Andy is waiting to find out what caused his symptoms, with further investigations undertaken by his GP.
He hopes patients will continue to highlight their experiences to the government.
United Lincolnshire Hospitals Trust chief operating officer Simon Evans said: “We cannot comment on individual cases.
“We are experiencing significant demand on our hospital services, which is being driven by an increase in the need for emergency care, while we also continue to work hard to restore and maintain services impacted by the ongoing COVID-19 pandemic.

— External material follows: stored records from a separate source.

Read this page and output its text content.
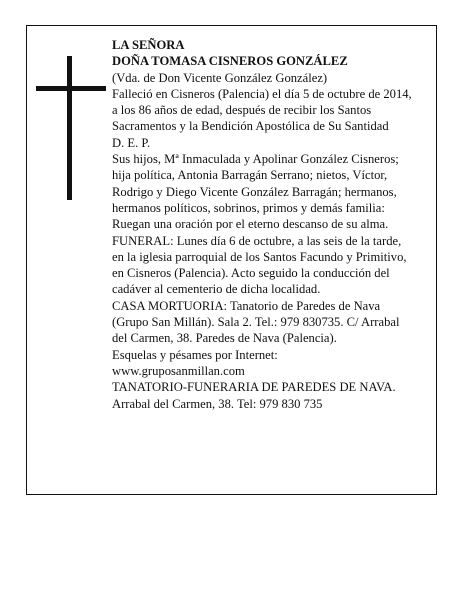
LA SEÑORA
DOÑA TOMASA CISNEROS GONZÁLEZ
(Vda. de Don Vicente González González)
Falleció en Cisneros (Palencia) el día 5 de octubre de 2014, a los 86 años de edad, después de recibir los Santos Sacramentos y la Bendición Apostólica de Su Santidad
D. E. P.
Sus hijos, Mª Inmaculada y Apolinar González Cisneros; hija política, Antonia Barragán Serrano; nietos, Víctor, Rodrigo y Diego Vicente González Barragán; hermanos, hermanos políticos, sobrinos, primos y demás familia:
Ruegan una oración por el eterno descanso de su alma.
FUNERAL: Lunes día 6 de octubre, a las seis de la tarde, en la iglesia parroquial de los Santos Facundo y Primitivo, en Cisneros (Palencia). Acto seguido la conducción del cadáver al cementerio de dicha localidad.
CASA MORTUORIA: Tanatorio de Paredes de Nava (Grupo San Millán). Sala 2. Tel.: 979 830735. C/ Arrabal del Carmen, 38. Paredes de Nava (Palencia).
Esquelas y pésames por Internet:
www.gruposanmillan.com
TANATORIO-FUNERARIA DE PAREDES DE NAVA. Arrabal del Carmen, 38. Tel: 979 830 735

“All of our A&Es have been extremely busy, in line with the rest of the country, but we have winter and surge plans in place to ensure that safe care is consistently delivered. This includes patients being assessed as soon as possible after they arrive. We always prioritise our most unwell patients, which may mean that at times some patients may wait longer than we would like for further elements of their care.
“Our message to the public is that if you need help and it’s not a 999 emergency, we ask you to consider if you can be helped by [a] GP or local pharmacy, or visiting NHS 111 online for clinical advice, assessment and for direction to the most appropriate services for your treatment.”